One of the more common - and surprising - comments in memoirs of the Bastille is on the excellence of the meals. General Dumouriez puts it succinctly: "One was very well fed at the Bastille, there were always five dishes for dinner, three for supper, without the dessert; which served all together, looked magnificent." The abbé Morellet describes more modest, but satisfying meals: "Each day I got a bottle of decent wine, an excellent one-pound loaf of bread; for dinner, a soup, some beef, an entrée and a dessert; in the evening, some roast and a salad."
Not every account was so positive. The Bastille Unveiled, a rare but comprehensive work on the castle, describes this as the standard fare:
...a pound of bread and a bottle of bad wine a day; for dinner (at eleven o'clock in the morning), broth and two meat dishes; for supper (six o'clock in the evening), a slice of roast, some stew, and some salad, but all disgusting. Fast-day meals with rancid butter or sickening oil. - The diet of bread and water was only applied to common criminals.
This may well have been how the most ordinary inmates were fed - such (often illiterate) people didn't leave their own accounts. But those who were privileged enough to be able to write (and later be read) seem to have been better off. The writer Marmontel's account is typical of many that praise the food:
Two hours later, the locks of the two doors which locked me in wake me with their noise from a deep sleep, and two jailors, carrying a dinner which I think mine, and serve it in silence. One sets before the fire three small plates covered with dishes of common earthenware; the other unfolds, on the one table of two that is vacant, coarse but white linen. I see him put on this table a clean enough setting, spoon and fork of tin, a good household bread, a bottle of wine. Their service done, the jailors leave…
Then Bury [his servant]... serves me soup: it was a Friday. This soup, for a fast day, was a purée of white broad beans, made with the freshest butter, and a dish of these same beans was the first Bury served me. I found all this very good. The dish of cod which he brought me for the second serving was even better, the little accent of garlic seasoned it with a delicacy of taste and odor which would have flattered the taste of the most gourmet Gascon; the wine wasn't excellent, but good enough; no dessert; one had to go without something. Besides, I found that one dined very well in the Bastille.
As I rose from the table, and Bury prepared to sit down (because there was still enough for his dinner in what remained), here came my two jailors with new dishes in hand. At the sight of this setting with good linen, on handsome earthenware, spoon and fork of silver, we realized our mistake, but we showed no sign of it, and once our jailors….were gone, Bury said: "Monsieur, you just ate my dinner; you won't mind if in my turn I eat yours." "Fair enough," I said and the walls of my room were, I think, astonished to hear laughter.

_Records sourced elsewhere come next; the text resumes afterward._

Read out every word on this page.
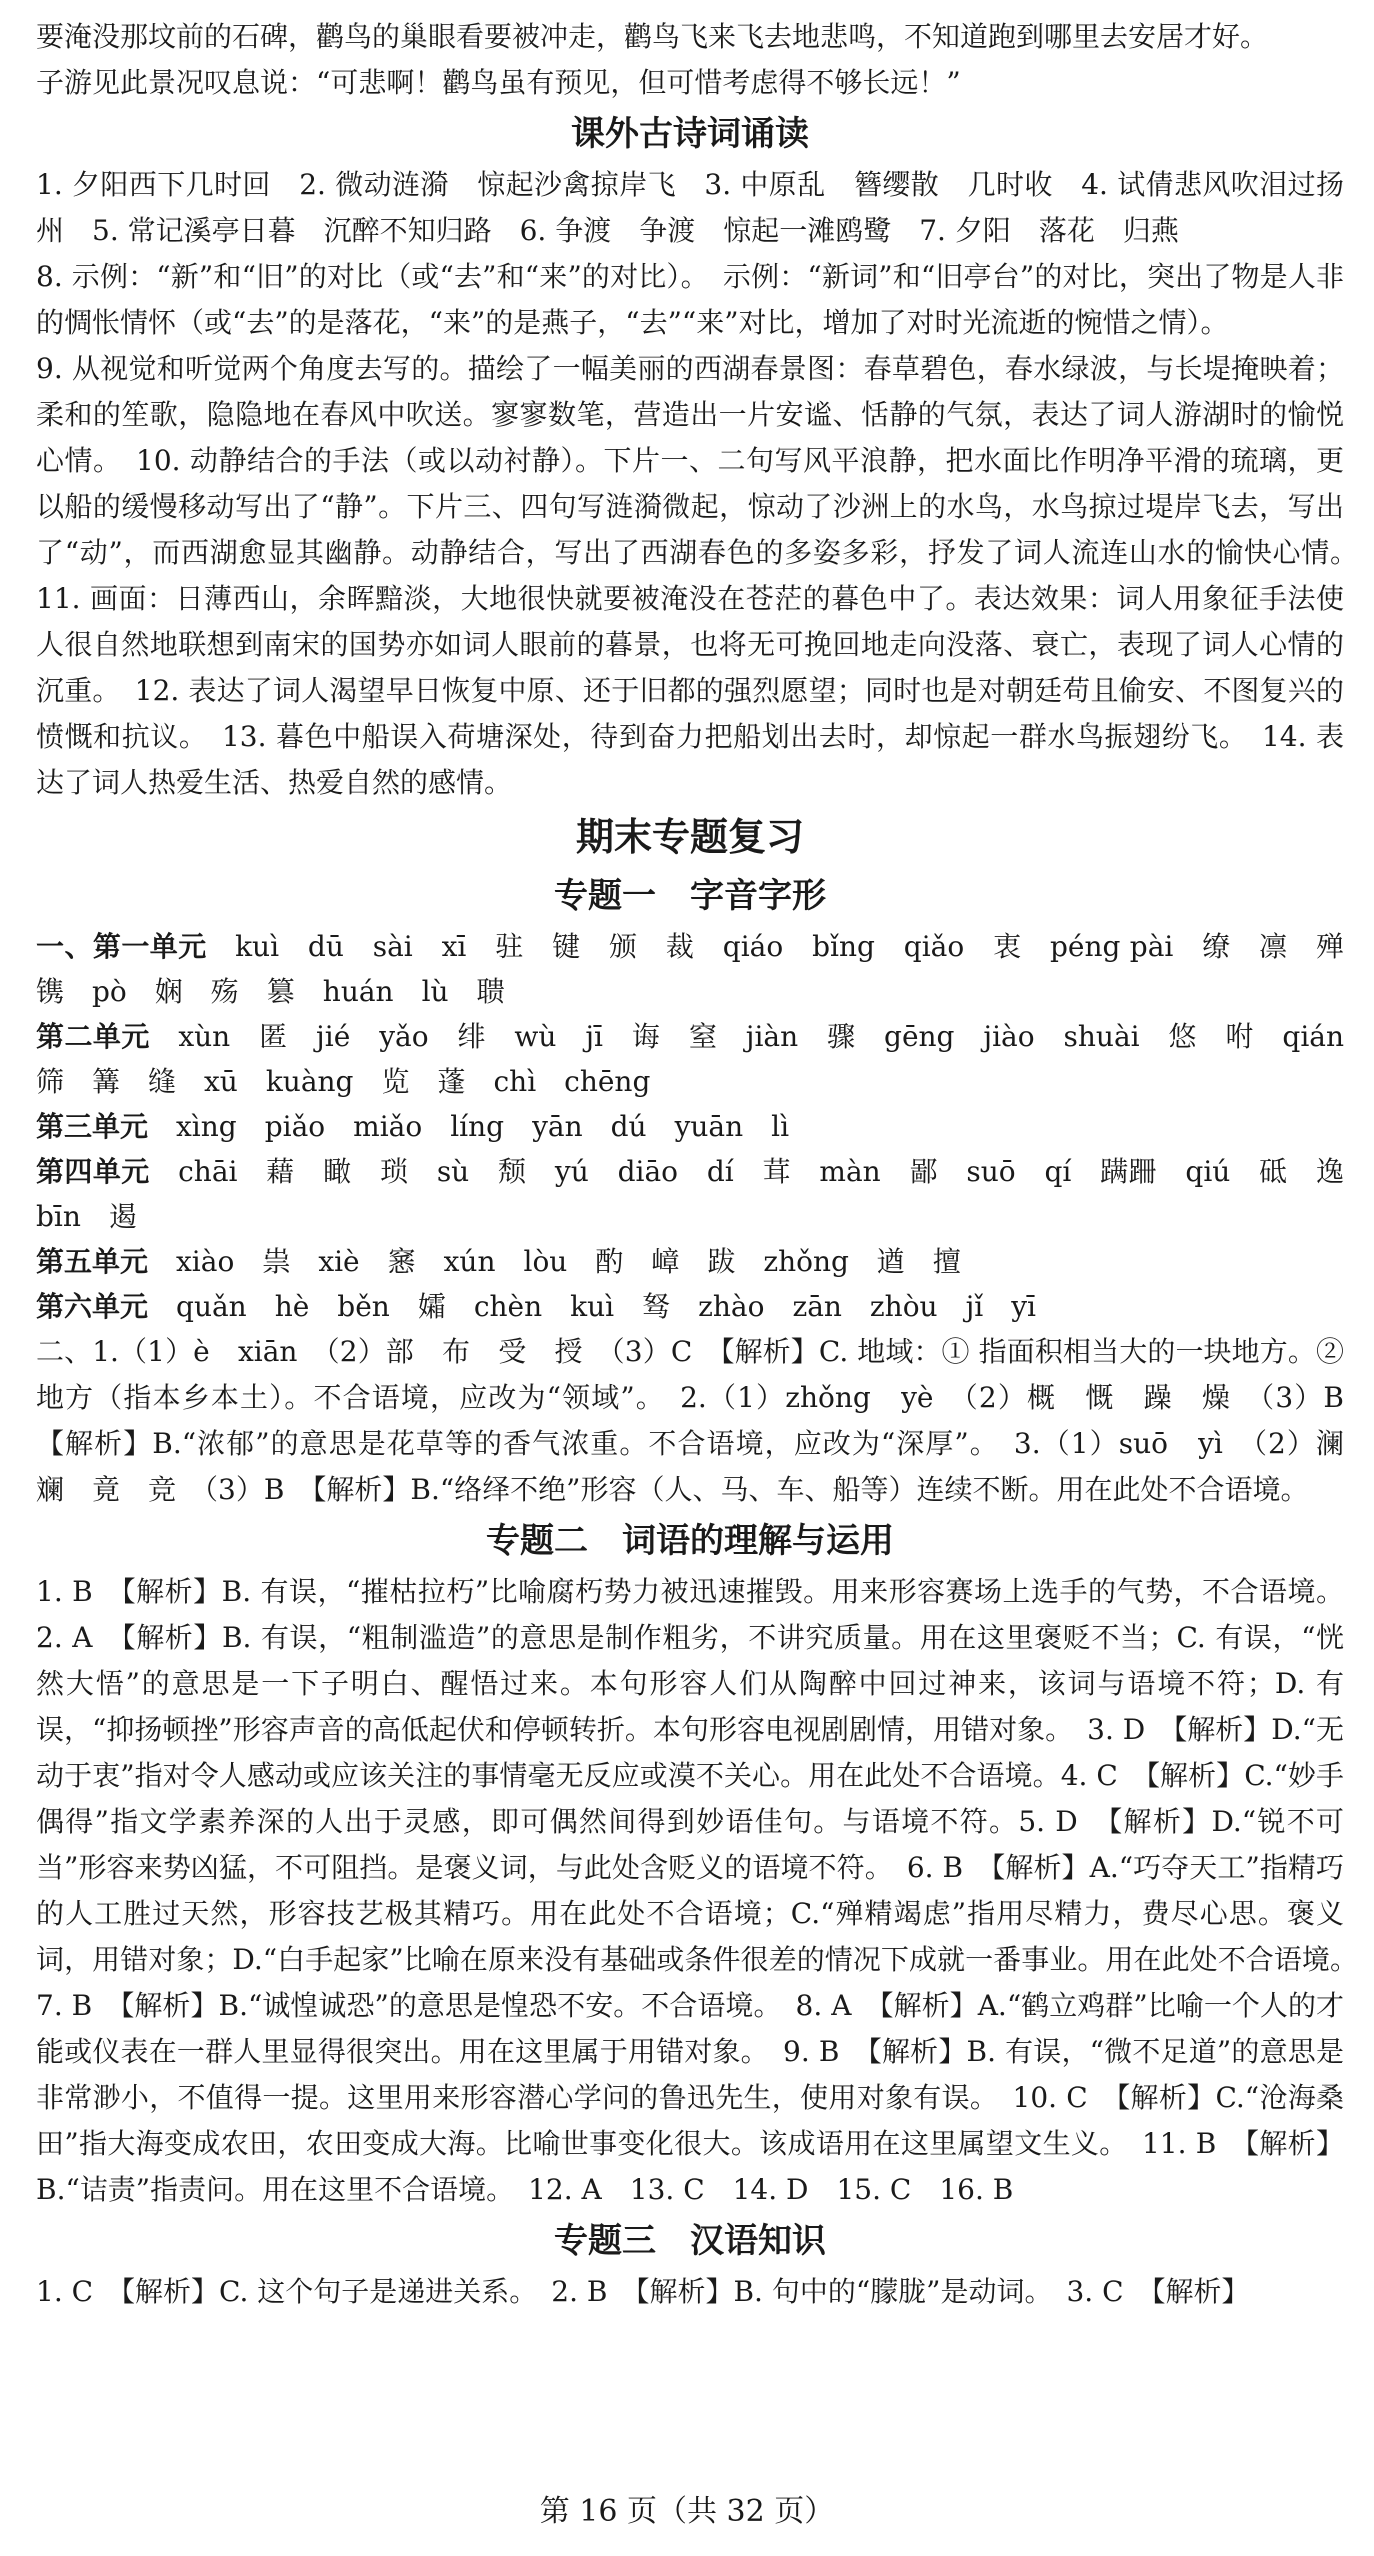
要淹没那坟前的石碑，鹳鸟的巢眼看要被冲走，鹳鸟飞来飞去地悲鸣，不知道跑到哪里去安居才好。

子游见此景况叹息说：“可悲啊！鹳鸟虽有预见，但可惜考虑得不够长远！”

课外古诗词诵读

1. 夕阳西下几时回　2. 微动涟漪　惊起沙禽掠岸飞　3. 中原乱　簪缨散　几时收　4. 试倩悲风吹泪过扬州　5. 常记溪亭日暮　沉醉不知归路　6. 争渡　争渡　惊起一滩鸥鹭　7. 夕阳　落花　归燕

8. 示例：“新”和“旧”的对比（或“去”和“来”的对比）。　示例：“新词”和“旧亭台”的对比，突出了物是人非的惆怅情怀（或“去”的是落花，“来”的是燕子，“去”“来”对比，增加了对时光流逝的惋惜之情）。

9. 从视觉和听觉两个角度去写的。描绘了一幅美丽的西湖春景图：春草碧色，春水绿波，与长堤掩映着；柔和的笙歌，隐隐地在春风中吹送。寥寥数笔，营造出一片安谧、恬静的气氛，表达了词人游湖时的愉悦心情。　10. 动静结合的手法（或以动衬静）。下片一、二句写风平浪静，把水面比作明净平滑的琉璃，更以船的缓慢移动写出了“静”。下片三、四句写涟漪微起，惊动了沙洲上的水鸟，水鸟掠过堤岸飞去，写出了“动”，而西湖愈显其幽静。动静结合，写出了西湖春色的多姿多彩，抒发了词人流连山水的愉快心情。　11. 画面：日薄西山，余晖黯淡，大地很快就要被淹没在苍茫的暮色中了。表达效果：词人用象征手法使人很自然地联想到南宋的国势亦如词人眼前的暮景，也将无可挽回地走向没落、衰亡，表现了词人心情的沉重。　12. 表达了词人渴望早日恢复中原、还于旧都的强烈愿望；同时也是对朝廷苟且偷安、不图复兴的愤慨和抗议。　13. 暮色中船误入荷塘深处，待到奋力把船划出去时，却惊起一群水鸟振翅纷飞。　14. 表达了词人热爱生活、热爱自然的感情。

期末专题复习
专题一　字音字形

一、第一单元　kuì　dū　sài　xī　驻　键　颁　裁　qiáo　bǐng　qiǎo　衷　péng pài　缭　凛　殚　镌　pò　娴　殇　篡　huán　lù　聩

第二单元　xùn　匿　jié　yǎo　绯　wù　jī　诲　窒　jiàn　骤　gēng　jiào　shuài　悠　咐　qián　筛　篝　缝　xū　kuàng　览　蓬　chì　chēng

第三单元　xìng　piǎo　miǎo　líng　yān　dú　yuān　lì

第四单元　chāi　藉　瞰　琐　sù　颓　yú　diāo　dí　茸　màn　鄙　suō　qí　蹒跚　qiú　砥　逸　bīn　遏

第五单元　xiào　祟　xiè　窸　xún　lòu　酌　嶂　跋　zhǒng　遒　擅

第六单元　quǎn　hè　běn　孀　chèn　kuì　驽　zhào　zān　zhòu　jǐ　yī

二、1.（1）è　xiān　（2）部　布　受　授　（3）C　【解析】C. 地域：① 指面积相当大的一块地方。② 地方（指本乡本土）。不合语境，应改为“领域”。　2.（1）zhǒng　yè　（2）概　慨　躁　燥　（3）B　【解析】B.“浓郁”的意思是花草等的香气浓重。不合语境，应改为“深厚”。　3.（1）suō　yì　（2）澜　斓　竟　竞　（3）B　【解析】B.“络绎不绝”形容（人、马、车、船等）连续不断。用在此处不合语境。

专题二　词语的理解与运用

1. B　【解析】B. 有误，“摧枯拉朽”比喻腐朽势力被迅速摧毁。用来形容赛场上选手的气势，不合语境。2. A　【解析】B. 有误，“粗制滥造”的意思是制作粗劣，不讲究质量。用在这里褒贬不当；C. 有误，“恍然大悟”的意思是一下子明白、醒悟过来。本句形容人们从陶醉中回过神来，该词与语境不符；D. 有误，“抑扬顿挫”形容声音的高低起伏和停顿转折。本句形容电视剧剧情，用错对象。　3. D　【解析】D.“无动于衷”指对令人感动或应该关注的事情毫无反应或漠不关心。用在此处不合语境。4. C　【解析】C.“妙手偶得”指文学素养深的人出于灵感，即可偶然间得到妙语佳句。与语境不符。5. D　【解析】D.“锐不可当”形容来势凶猛，不可阻挡。是褒义词，与此处含贬义的语境不符。　6. B　【解析】A.“巧夺天工”指精巧的人工胜过天然，形容技艺极其精巧。用在此处不合语境；C.“殚精竭虑”指用尽精力，费尽心思。褒义词，用错对象；D.“白手起家”比喻在原来没有基础或条件很差的情况下成就一番事业。用在此处不合语境。　7. B　【解析】B.“诚惶诚恐”的意思是惶恐不安。不合语境。　8. A　【解析】A.“鹤立鸡群”比喻一个人的才能或仪表在一群人里显得很突出。用在这里属于用错对象。　9. B　【解析】B. 有误，“微不足道”的意思是非常渺小，不值得一提。这里用来形容潜心学问的鲁迅先生，使用对象有误。　10. C　【解析】C.“沧海桑田”指大海变成农田，农田变成大海。比喻世事变化很大。该成语用在这里属望文生义。　11. B　【解析】B.“诘责”指责问。用在这里不合语境。　12. A　13. C　14. D　15. C　16. B

专题三　汉语知识

1. C　【解析】C. 这个句子是递进关系。　2. B　【解析】B. 句中的“朦胧”是动词。　3. C　【解析】

第 16 页（共 32 页）
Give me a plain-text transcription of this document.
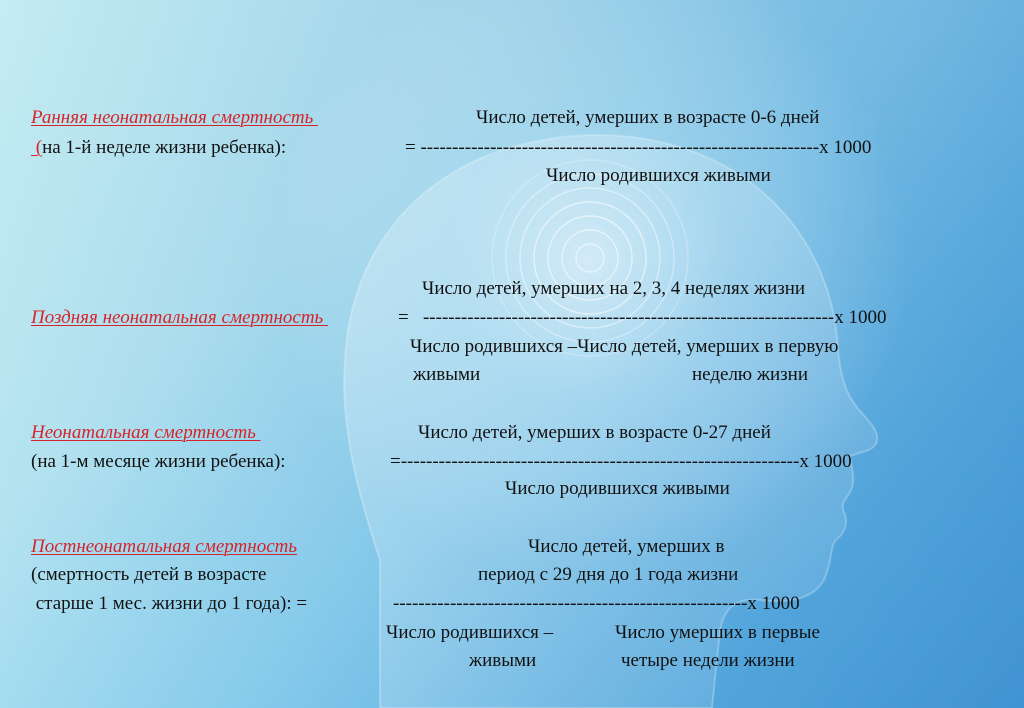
Ранняя неонатальная смертность
(на 1-й неделе жизни ребенка):
Число детей, умерших в возрасте 0-6 дней
= ---------------------------------------------------------------х 1000
Число родившихся живыми
Число детей, умерших на 2, 3, 4 неделях жизни
Поздняя неонатальная смертность	=   -----------------------------------------------------------------х 1000
Число родившихся –Число детей, умерших в первую
живыми	неделю жизни
Неонатальная смертность	Число детей, умерших в возрасте 0-27 дней
(на 1-м месяце жизни ребенка):	=---------------------------------------------------------------х 1000
Число родившихся живыми
Постнеонатальная смертность	Число детей, умерших в
(смертность детей в возрасте	период с 29 дня до 1 года жизни
старше 1 мес. жизни до 1 года): =	--------------------------------------------------------х 1000
Число родившихся –	Число умерших в первые
живыми	четыре недели жизни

This dinner was of flesh: here are the details: an excellent soup, a succulent slice of beef, a boiled leg of capon, dripping with fat and falling off the bone; a small plate of fried artichokes in a marinade, one of spinach, a very nice cresonne pear, fresh grapes, a bottle of old Burgundy wine, and the best Moka coffee: this was Bury's dinner, except for the fruit and coffee which he gladly left for me.
…You have just seen how I was normally fed at the Bastille.